The mill workers were plagued with pellagra; a number had brown lung disease, from the cotton dust and lack of ventilation. Many of them looked like living skeletons. They worked eleven to twelve hours a day, for fifty cents to three dollars. The average wage was nine to twelve dollars for a week’s work.
After leaving the mill at night, workers would sit down near the mill gate to gain strength with which to walk home. For the women, it was worse. Their work was not finished at the mill gate. The mill workers were drained of stamina, cursed with disease. Their private lives were under the control of the company as well. They lived in insanitary company houses, small and unfit for ordinary needs, for which they paid rent to the company. The company store supplied the food they ate and a minimum of whatever else they used. The workers were never out of debt to the mill.
On April 1, known union members were discharged. There was an immediate protest inside the mill. This was followed by a huge mass meeting, in which the workers declared for a strike.
From the beginning it was clear that the mill owners were determined to use the most vicious means at hand to defeat the strike. Men, women and very young strikers were clubbed and jailed from the first day.
The Loray strike was the signal for thousands of cotton mill workers throughout North and South Carolina and Tennessee to leave the mills. They went on strike, without any union, without organizing committees, in a spontaneous outpouring, because of starvation and desperation.
On the first day of the strike only a few foremen walked into the mill. Together with police they threatened the pickets with violence. The strikers returned to their homes, got their “squirrel rifles”, and resumed picketing. Nobody, they announced, would cross the picket line. Nobody went into the mill and it shut down.
Evictions began almost as early as the strike. Some of the strikers were sleeping on bare floors. Their furniture, which they had been buying “on time”, had been taken from them by the mill owners’ agents. They had no fuel or light.
Although there was great sympathy throughout the country for the Southern textile strikers of the NTWU and a warm response to the national campaigns organized by the Workers International Relief and the International Labor Defense, it became an increasing problem to sustain the needs of the strikers, as their numbers multiplied, day by day, in a period ushering in a catastrophic economic crisis.
The end result was that five men, all employees of the Loray Mill, were acquitted of the charges against them, although what happened took place in full sight of many people. Nor was anyone ever convicted for the kidnappings, stabbings and beatings of hundreds of union men and women during the strike.

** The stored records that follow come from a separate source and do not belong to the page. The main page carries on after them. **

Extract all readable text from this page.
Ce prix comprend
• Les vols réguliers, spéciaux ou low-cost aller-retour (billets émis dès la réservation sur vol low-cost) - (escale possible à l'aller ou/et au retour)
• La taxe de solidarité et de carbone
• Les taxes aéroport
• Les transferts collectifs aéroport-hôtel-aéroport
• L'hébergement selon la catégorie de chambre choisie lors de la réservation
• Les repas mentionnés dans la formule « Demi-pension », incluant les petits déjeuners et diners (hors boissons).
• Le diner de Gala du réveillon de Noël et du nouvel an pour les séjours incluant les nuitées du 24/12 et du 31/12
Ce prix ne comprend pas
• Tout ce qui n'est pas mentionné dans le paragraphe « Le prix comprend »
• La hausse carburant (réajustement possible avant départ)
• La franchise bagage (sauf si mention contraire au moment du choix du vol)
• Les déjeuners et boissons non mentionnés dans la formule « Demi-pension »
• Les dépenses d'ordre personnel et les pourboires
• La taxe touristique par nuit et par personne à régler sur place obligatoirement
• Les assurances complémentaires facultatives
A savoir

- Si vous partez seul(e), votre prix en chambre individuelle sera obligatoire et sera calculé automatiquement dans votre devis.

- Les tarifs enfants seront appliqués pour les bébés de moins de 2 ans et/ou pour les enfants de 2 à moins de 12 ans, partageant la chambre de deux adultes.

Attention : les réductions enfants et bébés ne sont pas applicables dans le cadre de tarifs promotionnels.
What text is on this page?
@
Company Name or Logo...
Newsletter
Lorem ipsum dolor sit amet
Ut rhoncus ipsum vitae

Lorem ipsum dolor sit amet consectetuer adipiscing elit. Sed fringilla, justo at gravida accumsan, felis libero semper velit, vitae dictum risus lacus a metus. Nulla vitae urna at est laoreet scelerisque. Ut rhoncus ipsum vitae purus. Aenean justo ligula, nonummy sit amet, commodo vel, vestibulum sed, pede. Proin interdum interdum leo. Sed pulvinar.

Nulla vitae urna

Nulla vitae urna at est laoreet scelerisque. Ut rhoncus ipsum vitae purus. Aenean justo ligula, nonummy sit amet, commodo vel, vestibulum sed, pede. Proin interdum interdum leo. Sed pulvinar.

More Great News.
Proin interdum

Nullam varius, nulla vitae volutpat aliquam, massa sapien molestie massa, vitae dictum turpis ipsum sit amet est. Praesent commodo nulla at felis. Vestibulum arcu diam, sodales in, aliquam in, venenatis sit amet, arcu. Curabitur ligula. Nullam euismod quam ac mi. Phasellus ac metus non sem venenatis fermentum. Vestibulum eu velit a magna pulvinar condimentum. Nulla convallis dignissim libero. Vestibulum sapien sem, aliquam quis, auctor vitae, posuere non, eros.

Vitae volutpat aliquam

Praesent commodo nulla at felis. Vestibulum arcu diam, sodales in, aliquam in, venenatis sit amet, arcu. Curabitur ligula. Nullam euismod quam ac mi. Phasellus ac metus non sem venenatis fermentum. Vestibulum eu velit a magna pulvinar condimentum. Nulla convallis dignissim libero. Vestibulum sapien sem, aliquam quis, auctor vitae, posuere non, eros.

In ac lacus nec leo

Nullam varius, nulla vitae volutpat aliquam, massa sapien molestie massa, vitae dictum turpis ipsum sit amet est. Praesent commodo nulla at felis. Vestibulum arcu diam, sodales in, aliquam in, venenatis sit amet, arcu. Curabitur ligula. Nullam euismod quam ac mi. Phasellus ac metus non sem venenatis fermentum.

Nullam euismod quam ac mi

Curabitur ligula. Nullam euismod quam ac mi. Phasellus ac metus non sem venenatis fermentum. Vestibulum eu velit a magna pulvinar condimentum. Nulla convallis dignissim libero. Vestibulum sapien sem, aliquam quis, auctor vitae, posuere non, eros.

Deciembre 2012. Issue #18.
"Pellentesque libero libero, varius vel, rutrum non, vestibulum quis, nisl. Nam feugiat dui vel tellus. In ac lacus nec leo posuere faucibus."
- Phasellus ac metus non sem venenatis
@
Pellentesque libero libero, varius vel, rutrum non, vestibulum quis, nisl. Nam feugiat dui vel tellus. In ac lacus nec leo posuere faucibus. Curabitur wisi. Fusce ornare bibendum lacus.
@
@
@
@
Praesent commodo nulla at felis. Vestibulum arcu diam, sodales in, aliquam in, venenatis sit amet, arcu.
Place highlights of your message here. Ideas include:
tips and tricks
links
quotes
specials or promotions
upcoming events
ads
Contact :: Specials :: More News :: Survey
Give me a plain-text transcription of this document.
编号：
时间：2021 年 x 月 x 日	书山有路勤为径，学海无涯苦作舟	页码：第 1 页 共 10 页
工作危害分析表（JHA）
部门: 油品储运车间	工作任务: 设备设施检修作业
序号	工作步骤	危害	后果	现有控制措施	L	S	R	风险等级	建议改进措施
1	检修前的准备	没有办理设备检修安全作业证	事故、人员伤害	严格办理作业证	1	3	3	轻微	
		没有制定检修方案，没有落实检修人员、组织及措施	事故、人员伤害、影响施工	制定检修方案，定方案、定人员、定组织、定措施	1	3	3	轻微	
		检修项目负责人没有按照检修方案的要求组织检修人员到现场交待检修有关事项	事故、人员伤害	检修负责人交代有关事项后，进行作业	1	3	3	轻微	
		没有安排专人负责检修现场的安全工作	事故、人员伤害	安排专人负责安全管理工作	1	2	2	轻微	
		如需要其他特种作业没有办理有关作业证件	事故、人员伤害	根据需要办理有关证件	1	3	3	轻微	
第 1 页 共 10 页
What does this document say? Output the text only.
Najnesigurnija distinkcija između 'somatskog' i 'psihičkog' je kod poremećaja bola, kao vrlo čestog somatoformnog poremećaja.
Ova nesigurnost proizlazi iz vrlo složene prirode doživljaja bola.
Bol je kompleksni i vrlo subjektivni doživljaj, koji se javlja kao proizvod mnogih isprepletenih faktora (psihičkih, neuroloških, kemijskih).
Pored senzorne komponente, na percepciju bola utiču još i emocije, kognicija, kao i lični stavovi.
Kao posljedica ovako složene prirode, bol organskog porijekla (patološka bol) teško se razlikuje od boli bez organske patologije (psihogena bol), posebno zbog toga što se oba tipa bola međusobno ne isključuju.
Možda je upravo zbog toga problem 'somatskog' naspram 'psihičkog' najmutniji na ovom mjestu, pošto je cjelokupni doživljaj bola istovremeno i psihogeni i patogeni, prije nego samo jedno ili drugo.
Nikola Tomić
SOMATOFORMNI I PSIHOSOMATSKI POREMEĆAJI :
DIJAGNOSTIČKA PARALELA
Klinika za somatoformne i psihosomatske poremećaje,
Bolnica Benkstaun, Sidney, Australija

Now, many decades have passed and mill workers are once again engaged in bitter struggle against the North Carolina textile mill barons. The industry is shaken by the persistence and determination of the J. P. Stevens workers to form a union. North Carolina manufacturers are adding another infamous chapter to their unsavory past. The company has defied the courts and continues to disregard the safety, health and wellbeing of 44,000 workers, treating them as virtual slaves. But the drive for unionism continues.
The struggle for a better life for the working class and for all exploited people is long and difficult. Obstacles that are overcome lead to future victories.